Most of the doctors have been trained abroad and they chose to come back to their country – a statement of their loyalty to the plight of their people. Of course without a doubt had they stayed abroad their life would be easier and more comfortable.
The hospital has 2 operating rooms, an outpatient clinic, an intensive care unit and a 4-bed ER! It has its own pharmacy, optician and laboratory as well. But there are some services here that are not accessible – for example, if someone needs a blood transfusion, then a relative will need to drive to Hebron (through checkpoints) which on a good day is about 30 minutes a way and on a bad day can be more than 3 hours of waiting at a check point to get to Hebron and then to bring the blood back.
Water is another difficulty for this establishment and it is noticed when you watch consultants washing their hands – they turn the water on and off very quickly and never leave it running. Apparently, the week before I came, there was a crisis and the hospital had nearly run out of water. Mr Edmund, the director had been in despair. I can not imagine a hospital with out water.
Apparently, Israel turns off the supply when they fancy (or so I have been told) and it is for this reason that all houses here have huge water tanks that look like trunks or barrels on their roof, not one but several. Under the hospital I have been told that 2 deep storage wells were also built so that they can be filled when the water supplies are turned on.
Water in this land is a contentious issue. Palestinians control and consume 11% of their natural water resources whereas Israelis consume 89% of water in the West Bank – to give another example, in the West Bank and Gaza Strip per capita consumption is 60 liters per day, while in Israel it is 280 litres per day.
(See Palestine Monitor (.pdf)).
Last week, I went to Al Khader – an area in Bethlehem where CBR – community based rehabilitation – runs a program trying to incorporate mentally and physically handicapped children into the society with “normal” children for want of a better word/ expression. Society here in the past has shunned children with a disability and so the aim is to integrate them. For 2 weeks in the summer they have a summer camp. The organization in Al Khader focuses on the children having fun and with this comes integration and acceptance with other children. Many of these children are poor and this is evident from their clothes and the toy library. The toy library is a place where the children can come to play with toys, because their parents can not afford toys for them. Toys can not be borrowed and can only be used there. The room is large and airy and on the floor are thin carpets with alphabets and pictures of cars and airports. Around the room are book shelves with some books, board games.

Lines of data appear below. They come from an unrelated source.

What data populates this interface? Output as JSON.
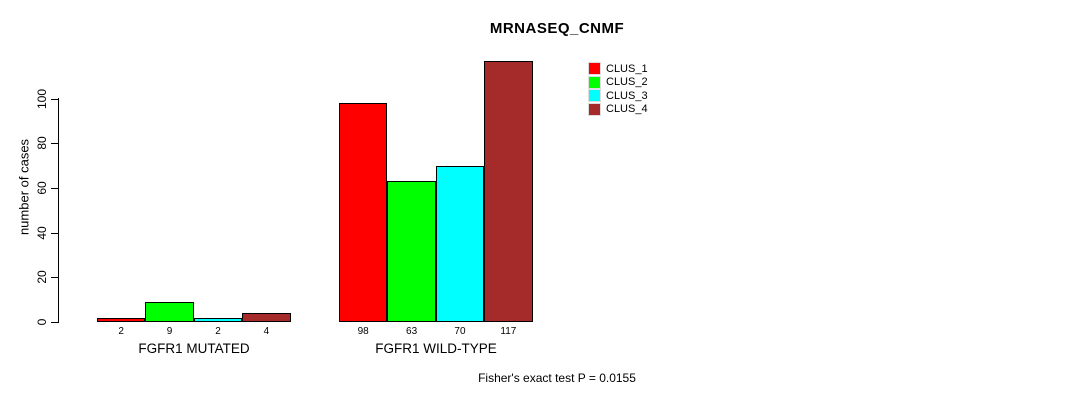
{
  "chart_data": {
    "type": "bar",
    "title": "MRNASEQ_CNMF",
    "ylabel": "number of cases",
    "xlabel": "",
    "groups": [
      "FGFR1 MUTATED",
      "FGFR1 WILD-TYPE"
    ],
    "series": [
      {
        "name": "CLUS_1",
        "color": "#FF0000",
        "values": [
          2,
          98
        ]
      },
      {
        "name": "CLUS_2",
        "color": "#00FF00",
        "values": [
          9,
          63
        ]
      },
      {
        "name": "CLUS_3",
        "color": "#00FFFF",
        "values": [
          2,
          70
        ]
      },
      {
        "name": "CLUS_4",
        "color": "#A52A2A",
        "values": [
          4,
          117
        ]
      }
    ],
    "bar_value_labels": [
      [
        "2",
        "9",
        "2",
        "4"
      ],
      [
        "98",
        "63",
        "70",
        "117"
      ]
    ],
    "yticks": [
      0,
      20,
      40,
      60,
      80,
      100
    ],
    "ylim": [
      0,
      117
    ],
    "grid": false,
    "legend_position": "top-right-inside",
    "annotation": "Fisher's exact test P = 0.0155"
  },
  "colors": {
    "axis": "#000000",
    "bar_border": "#000000",
    "background": "#FFFFFF"
  }
}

There are boxes of toy cars and dolls and in the corner there is a little kitchenette where children can play house. It makes you appreciate how lucky I am and how good my childhood has been.
The rest of the summer camp focuses on arts and crafts and these children are truly creative – having made face masks, pictures and other treats. At the end of the camp, they put on a show where they sang songs for the parents and acted out sketches including little red riding hood! It clearly was a great success with the kids all dancing and singing in happiness – all so loving and excited to see strangers – all asking “what’s your name miss”, “where are you from?” – children’s curiosity never changes whichever country you are in…
CBR also focuses on rehabilitation in the community where physiotherapists do home visits and try and teach the parents and families how to continue therapies when they are not there. Unfortunately, I have not had the opportunity to experience this aspect yet.